How to Invest in Dividend Stocks
There are two basic ways to invest in dividend stocks, either by purchasing individual dividend stocks or via exchange-traded funds (ETFs) that house these stocks. Dividend ETFs offer an easier entry option, especially for new investors, and include hundreds of dividend stock options. This instantly provides investors with diversification and increases the safety of their payout. Even if some of the stocks in the fund decrease or eliminate their dividends, the effect will have a minimal impact on the overall dividend for the fund.
Building a portfolio of individual dividend stocks is more complicated than buying a dividend ETF and requires a great deal of time and effort on the part of the investor. However, investors choosing to pick their dividend stocks have the opportunity to personalize their portfolio and locate higher dividends than found in an ETF. A consistent payout and one with minimal risk should be a top consideration for any investor purchasing a dividend-paying investment.
How to Invest in Dividend Stocks via ETFs
Dividend ETFs provide a straightforward and simple way to gain exposure, knowledge, and experience in the investing niche of dividend stocks. Buying a dividend stock ETF is easy if you following these simple steps:
- Locate a broadly diversified dividend ETF. Searching a broker’s website for a dividend ETF is one easy way to start. A low-cost EFT that selects dividend stocks from the S&P 500 stock index is a relatively safe option. Investors may also want to restrict their search to commission-free options eliminating the requirement of paying a commission every time they buy or sell the ETF.
- Analyze the dividend ETF. Confirm the dividend ETF is invested in equities or stock and not bonds.
- Analyze the safety of the dividend ETF. Check the dividend yield, or how much the company pays out in dividends annually compared to the share price. This is typically shown as a percentage, and usually, the higher the percentage, the better. However, they should examine anything higher than 3.5% to assess the safety of their investment. Also, take note of the ETF’s five-year returns where higher is better, and it’s expense ratio or the ETF’s annual fee where lower is better but definitely under 0.5%.
Finally, look at the stock size. Dividend ETFs can invest in companies with small, medium, or large capitalizations where small caps generally come with more risks, and large caps offer more safety.
- Purchase the EFT. Investors can buy dividend ETFs the same way they buy stocks, via an online broker. Most experts recommend buying them regularly and taking advantage of dollar-cost averaging.

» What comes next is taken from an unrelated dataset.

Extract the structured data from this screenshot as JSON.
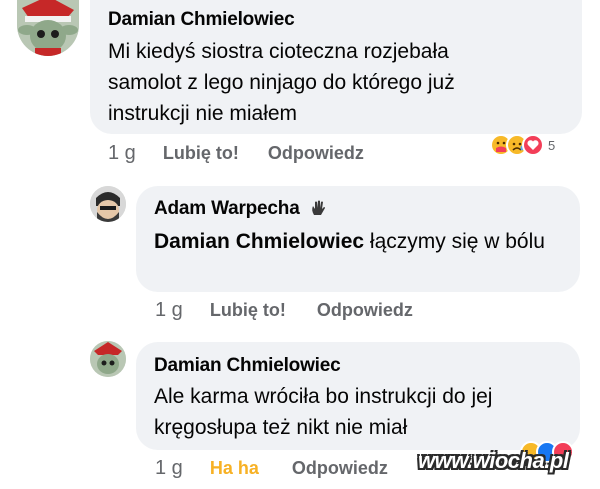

Buying dividend ETFs allow individual investors to buy a single ETF without having to track multiple companies, a requirement when purchasing individual dividend stocks.
How to Invest in Individual Dividend Stocks
Investing in individual dividend stocks requires more time, effort, and experience from the investor, but can provide higher returns if done successfully. Steps for buying an individual dividend stock include:
- Locate a dividend-paying stock. Investors can search for dividend-paying stocks on various financial and online broker websites.
- Analyze companies of stock you are considering. Perhaps the hardest but most crucial step. Confirm the company you are considering is healthy and can maintain its dividend for years to come. This step requires investors to spend a significant amount of time understanding a company’s industry and financial statements.
- Analyze the safety of the dividend. What is the payout ratio, or percentage of income the company pays out in dividends? The lower the payout ratio, the safer the dividend is, and the faster it can grow over time. Payout ratios of more than 80% are generally a red flag, though, in some industries, investors won’t want a payout ratio of more than 50%.
- Determine how much of the stock you want to purchase. Diversification is essential, especially when buying individual dividend stocks.
Individual dividend stocks are ideal for investors who enjoy the challenge of watching the market for attractive stocks and have the time to do so. Successful investors will likely be able to build an investment portfolio that included dividend stocks offering a higher yield than what would be found with dividend ETFs.